Like Brooks, I’ve had a Zombie Emergency Plan for years. Therefore, I decide to think of the whole thing as one big ‘preparedness exercise’.

Day one reveals that zombies are early risers: 5.30am sees extras snaking around a building earmarked for demolition, queuing to get in costume. This is followed by a long queue to acquire breakfast, and then a long wait before anything much happens.

Outside the zombie film seems to be warping into an action movie with lots of big car crashes but the extras’ holding area is exactly what the breakdown of human society will look like – hundreds of people with no idea what to do, quoting The Simpsons.

Brooks’ book is widely read, as I imagine it would be should the dead ever rise. He’s got lots of good advice, coming from his days in the US Reserve Officers’ Training Corps.

Tip number one: make sure you have dry socks. “They’re not sexy or macho but my father was in the Battleof the Bulge and I grew up on stories about how he prevented his toes from freezing off.

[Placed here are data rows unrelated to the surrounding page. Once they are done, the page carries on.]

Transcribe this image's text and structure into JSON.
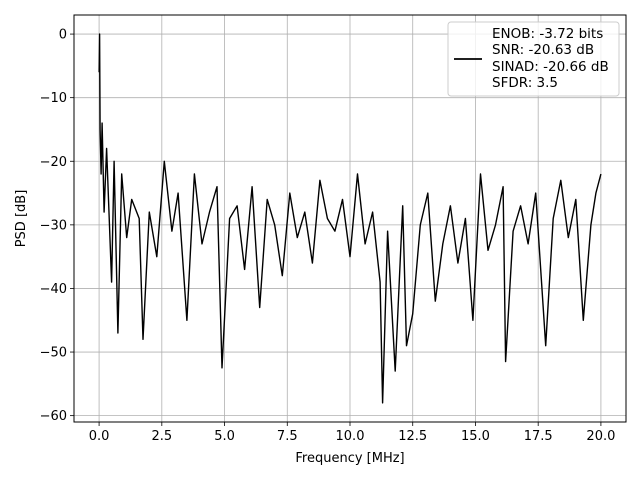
{
  "chart_data": {
    "type": "line",
    "title": "",
    "xlabel": "Frequency [MHz]",
    "ylabel": "PSD [dB]",
    "xlim": [
      -1.0,
      21.0
    ],
    "ylim": [
      -61.0,
      3.0
    ],
    "xticks": [
      0.0,
      2.5,
      5.0,
      7.5,
      10.0,
      12.5,
      15.0,
      17.5,
      20.0
    ],
    "xtick_labels": [
      "0.0",
      "2.5",
      "5.0",
      "7.5",
      "10.0",
      "12.5",
      "15.0",
      "17.5",
      "20.0"
    ],
    "yticks": [
      0,
      -10,
      -20,
      -30,
      -40,
      -50,
      -60
    ],
    "ytick_labels": [
      "0",
      "−10",
      "−20",
      "−30",
      "−40",
      "−50",
      "−60"
    ],
    "grid": true,
    "legend": {
      "position": "top-right",
      "lines": [
        "ENOB: -3.72 bits",
        "SNR: -20.63 dB",
        "SINAD: -20.66 dB",
        "SFDR: 3.5"
      ]
    },
    "series": [
      {
        "color": "#000000",
        "x": [
          0.0,
          0.02,
          0.04,
          0.08,
          0.12,
          0.2,
          0.3,
          0.5,
          0.6,
          0.75,
          0.9,
          1.1,
          1.3,
          1.6,
          1.75,
          2.0,
          2.3,
          2.6,
          2.9,
          3.15,
          3.5,
          3.8,
          4.1,
          4.4,
          4.7,
          4.9,
          5.2,
          5.5,
          5.8,
          6.1,
          6.4,
          6.7,
          7.0,
          7.3,
          7.6,
          7.9,
          8.2,
          8.5,
          8.8,
          9.1,
          9.4,
          9.7,
          10.0,
          10.3,
          10.6,
          10.9,
          11.2,
          11.3,
          11.5,
          11.8,
          12.1,
          12.25,
          12.5,
          12.8,
          13.1,
          13.4,
          13.7,
          14.0,
          14.3,
          14.6,
          14.9,
          15.2,
          15.5,
          15.8,
          16.1,
          16.2,
          16.5,
          16.8,
          17.1,
          17.4,
          17.8,
          18.1,
          18.4,
          18.7,
          19.0,
          19.3,
          19.6,
          19.8,
          20.0
        ],
        "y": [
          -6,
          0,
          -15,
          -22,
          -14,
          -28,
          -18,
          -39,
          -20,
          -47,
          -22,
          -32,
          -26,
          -29,
          -48,
          -28,
          -35,
          -20,
          -31,
          -25,
          -45,
          -22,
          -33,
          -28,
          -24,
          -52.5,
          -29,
          -27,
          -37,
          -24,
          -43,
          -26,
          -30,
          -38,
          -25,
          -32,
          -28,
          -36,
          -23,
          -29,
          -31,
          -26,
          -35,
          -22,
          -33,
          -28,
          -39,
          -58,
          -31,
          -53,
          -27,
          -49,
          -44,
          -30,
          -25,
          -42,
          -33,
          -27,
          -36,
          -29,
          -45,
          -22,
          -34,
          -30,
          -24,
          -51.5,
          -31,
          -27,
          -33,
          -25,
          -49,
          -29,
          -23,
          -32,
          -26,
          -45,
          -30,
          -25,
          -22
        ]
      }
    ]
  }
}
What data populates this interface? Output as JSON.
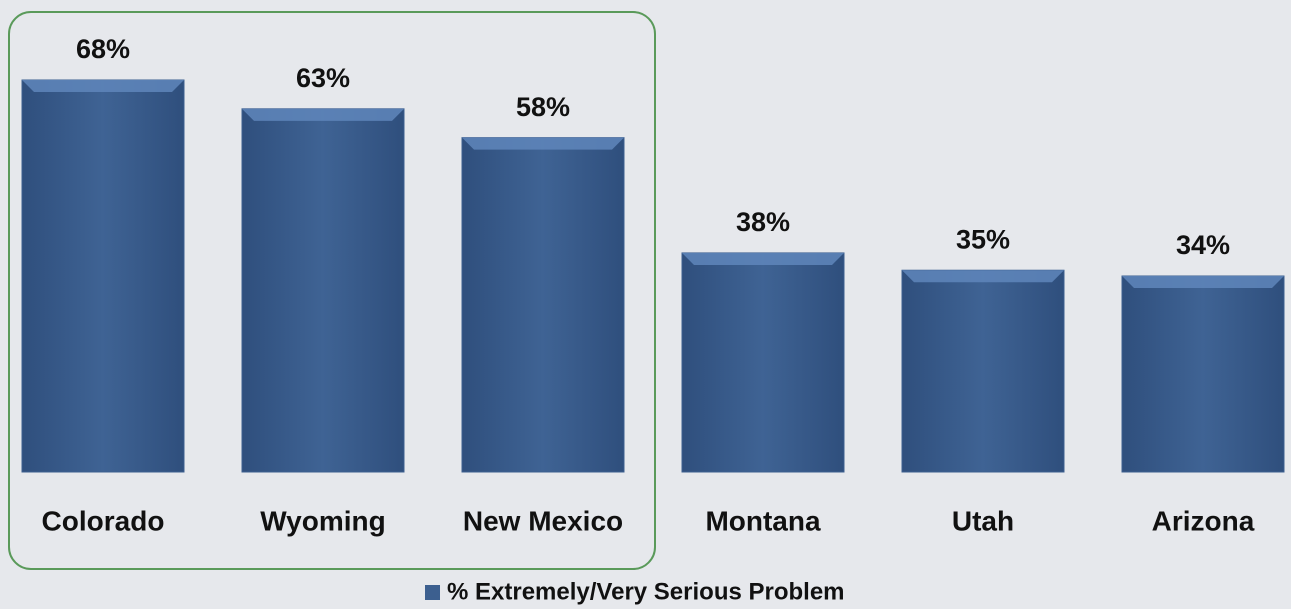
{
  "chart_data": {
    "type": "bar",
    "categories": [
      "Colorado",
      "Wyoming",
      "New Mexico",
      "Montana",
      "Utah",
      "Arizona"
    ],
    "series": [
      {
        "name": "% Extremely/Very Serious Problem",
        "color": "#3c5f8f",
        "values": [
          68,
          63,
          58,
          38,
          35,
          34
        ],
        "value_labels": [
          "68%",
          "63%",
          "58%",
          "38%",
          "35%",
          "34%"
        ]
      }
    ]
  }
}
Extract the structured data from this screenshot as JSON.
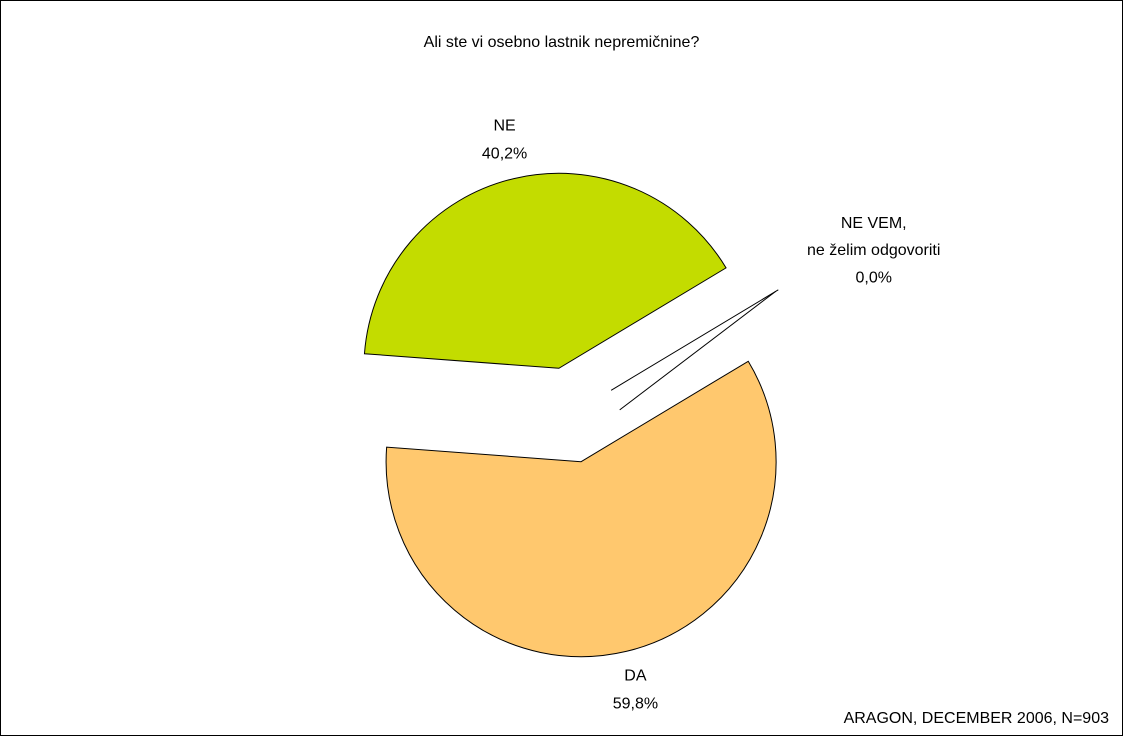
{
  "chart_data": {
    "type": "pie",
    "title": "Ali ste vi osebno lastnik nepremičnine?",
    "source": "ARAGON, DECEMBER 2006, N=903",
    "categories": [
      "DA",
      "NE",
      "NE VEM,\nne želim odgovoriti"
    ],
    "values": [
      59.8,
      40.2,
      0.0
    ],
    "value_labels": [
      "59,8%",
      "40,2%",
      "0,0%"
    ],
    "colors": [
      "#ffc86e",
      "#c3dc00",
      "#6666cc"
    ]
  }
}
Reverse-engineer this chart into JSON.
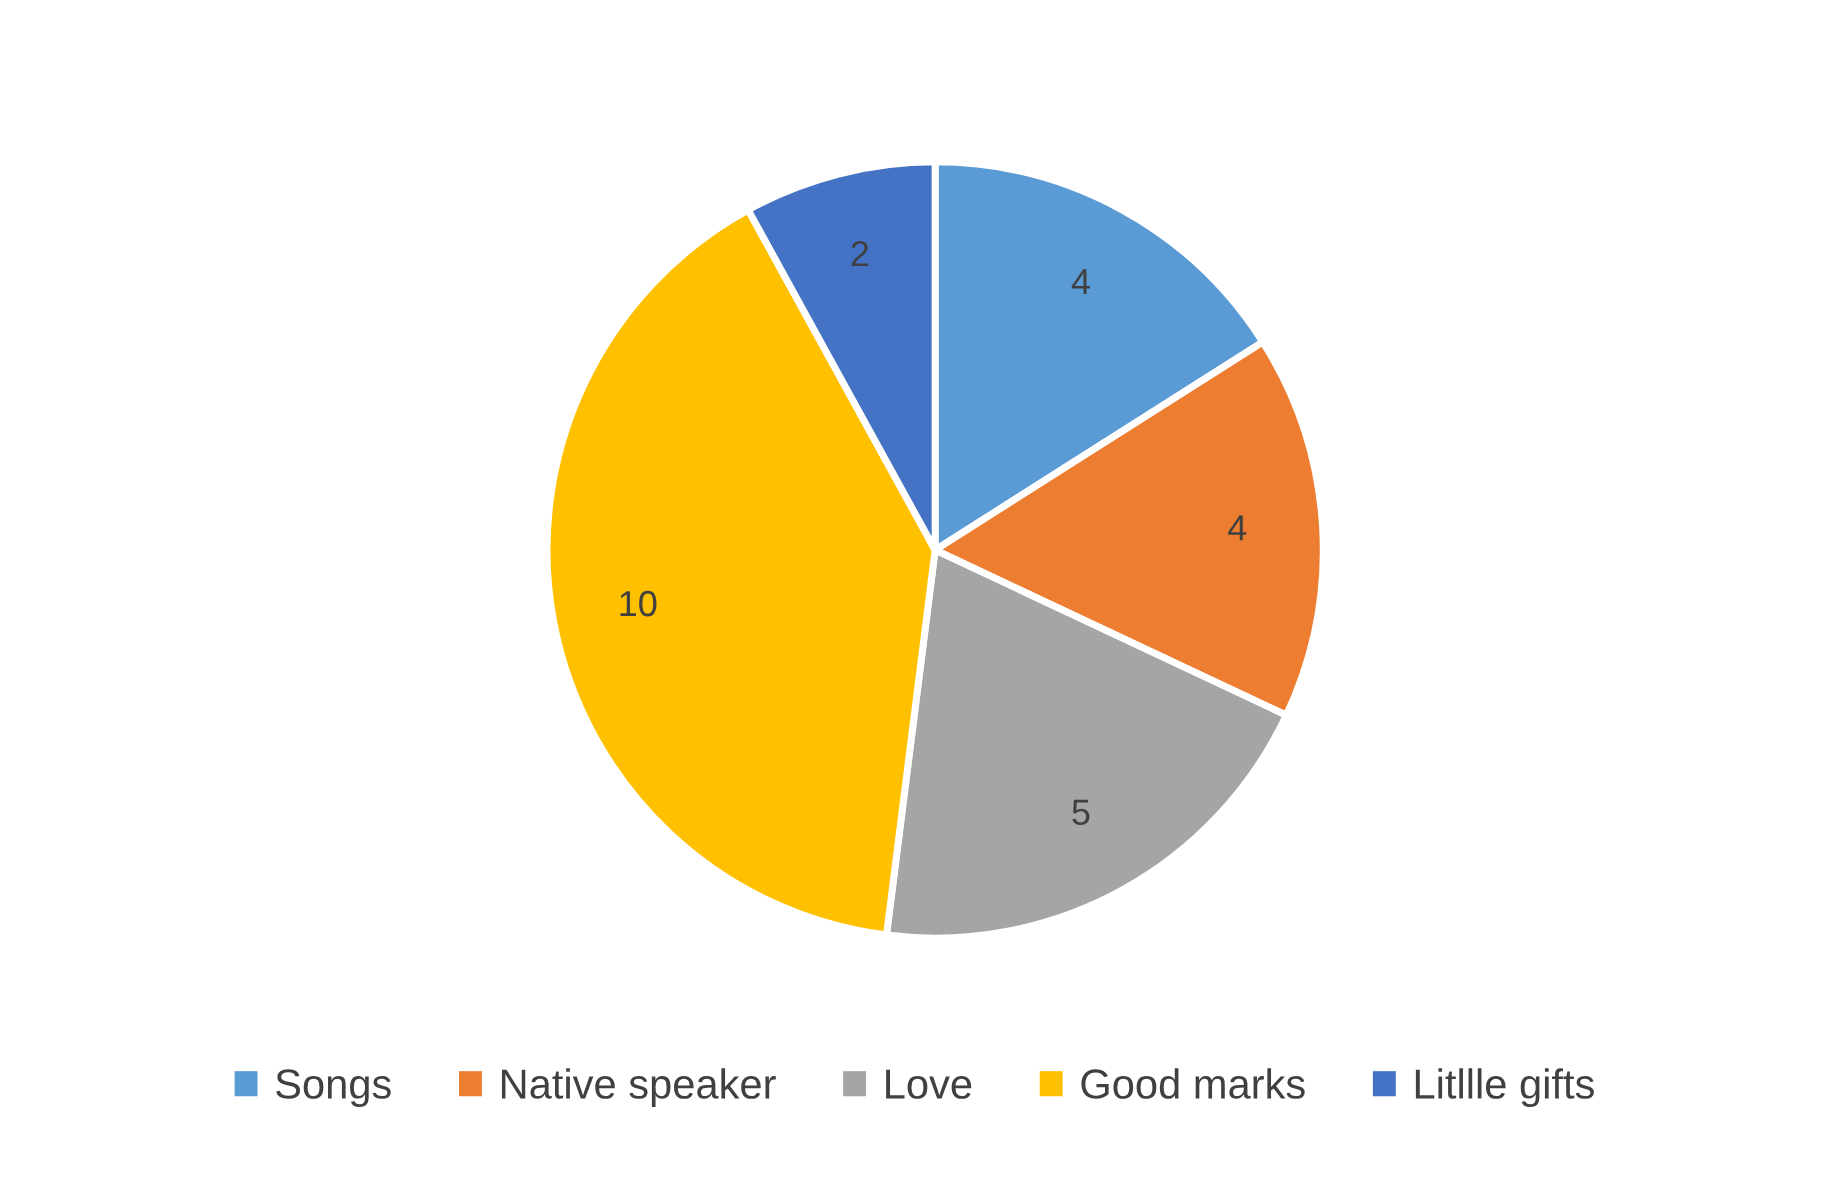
{
  "chart_data": {
    "type": "pie",
    "categories": [
      "Songs",
      "Native speaker",
      "Love",
      "Good marks",
      "Litllle gifts"
    ],
    "values": [
      4,
      4,
      5,
      10,
      2
    ],
    "colors": [
      "#5b9bd5",
      "#ed7d31",
      "#a5a5a5",
      "#ffc000",
      "#4472c4"
    ],
    "data_labels": true,
    "legend": "bottom"
  }
}
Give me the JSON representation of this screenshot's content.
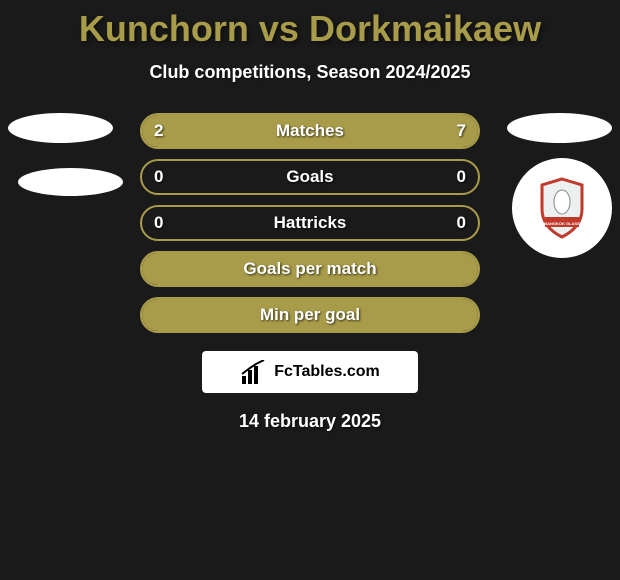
{
  "title": "Kunchorn vs Dorkmaikaew",
  "subtitle": "Club competitions, Season 2024/2025",
  "stats": [
    {
      "label": "Matches",
      "left_value": "2",
      "right_value": "7",
      "left_fill_pct": 22,
      "right_fill_pct": 78,
      "show_values": true,
      "fill_mode": "split"
    },
    {
      "label": "Goals",
      "left_value": "0",
      "right_value": "0",
      "left_fill_pct": 0,
      "right_fill_pct": 0,
      "show_values": true,
      "fill_mode": "none"
    },
    {
      "label": "Hattricks",
      "left_value": "0",
      "right_value": "0",
      "left_fill_pct": 0,
      "right_fill_pct": 0,
      "show_values": true,
      "fill_mode": "none"
    },
    {
      "label": "Goals per match",
      "left_value": "",
      "right_value": "",
      "left_fill_pct": 0,
      "right_fill_pct": 0,
      "show_values": false,
      "fill_mode": "full"
    },
    {
      "label": "Min per goal",
      "left_value": "",
      "right_value": "",
      "left_fill_pct": 0,
      "right_fill_pct": 0,
      "show_values": false,
      "fill_mode": "full"
    }
  ],
  "footer": {
    "brand": "FcTables.com"
  },
  "date": "14 february 2025",
  "colors": {
    "background": "#1a1a1a",
    "accent": "#a89c4a",
    "text_light": "#ffffff",
    "badge_bg": "#ffffff",
    "shield_border": "#c0392b",
    "shield_fill": "#ecf0f1"
  }
}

It’s those little tiny details that are the difference between life and death.”

Eventually, we begin the day’s screaming. On the first day, we’re so convincing we have to be warned not to elbow each other in the face, after an elderly lady is pushed over in the melee. By day three, we have to be reminded by the medium of loudhailer to stop laughing. Even in a real disaster you’d only scream for the first couple of days.

Around this time, the whisper goes round that “Brad’s here”. I’ve been loudly announcing to anyone who will listen that I went off Brad when he broke up with Jennifer Aniston, which is all very well in theory but becomes untenable at the moment I get close enough for my boob to get in the way of his acting. Pushed into him, it turns out he has proper star power. He may not actually glow but he certainly seems to. He’s taller than you’d think; his skin’s better and his eyes look right through you. It’s enough to freeze you in your tracks, even if you’re still trying really hard to pretend there are fast zombies behind you. There may well be a reason why they’ve let him have charge of the most expensive zombie film ever made.

Still, there’s the running zombies, the wild deviation from the book, the lack of blood in order to secure a PG-13 rating inAmerica. I am starting to worry I am in the worst zombie film ever.

In the following months it’s a concern that will echo around the world. Delays, a hasty rewrite by Lost co-author Damon Lindelof, reshoots, a budget out of control: it all seems to bode badly. Vanity Fair runs a cover story about Brad’s “epic battle” to get the film made, and The Guardian and The Daily Mail briefly agree for long enough to ask whether World War Z is going to be the “most expensive flop of all time”.

It may not be his baby any more but Brooks says we should wait to see the film before we rush to judgement. “I grew up in Hollywood, so I take those sorts of articles with a grain of salt,” he says. “I’m old enough to remember Richard Dreyfuss on Johnny Carson saying, ‘Listen, I was just in this movie, you don’t want to see it, it’s terrible, it’s going to be a disaster. It’s called Jaws’.”

Like Brooks, I’ll find out this week whether WWZ is more Jaws or John Carter. First-look reviews actually appear to be pretty positive – with an 80 per cent fresh rating on Rotten Tomatoes at the time of writing, it would appear that glowing Brad still has it.

“Even if this thing is an amazing mega hit, which it may well be – I mean, they keep having these test screenings and everyone who comes out keeps raving – I cannot share in the glory. I had nothing to do with it,” insists Brooks. “If people come up to me and say, ‘I loved the book’, I will definitely accept their congratulations. But if people come up to me and say, ‘I loved the movie’, I’ll say, good for you – go tell Marc Forster or Brad Pitt or Paramount… Or you! You were a great extra. You have done more to make this movie a success than me.”

Glad as I am to have been recognised by the world’s most famous zombie expert, and as worried as I am that my Hollywood debut is going to be a stinker, I’m not going to lie: as the opening credits come up in our local IMAX, I’ll be whispering the extras’ prayer – please, God, please just let me be in it.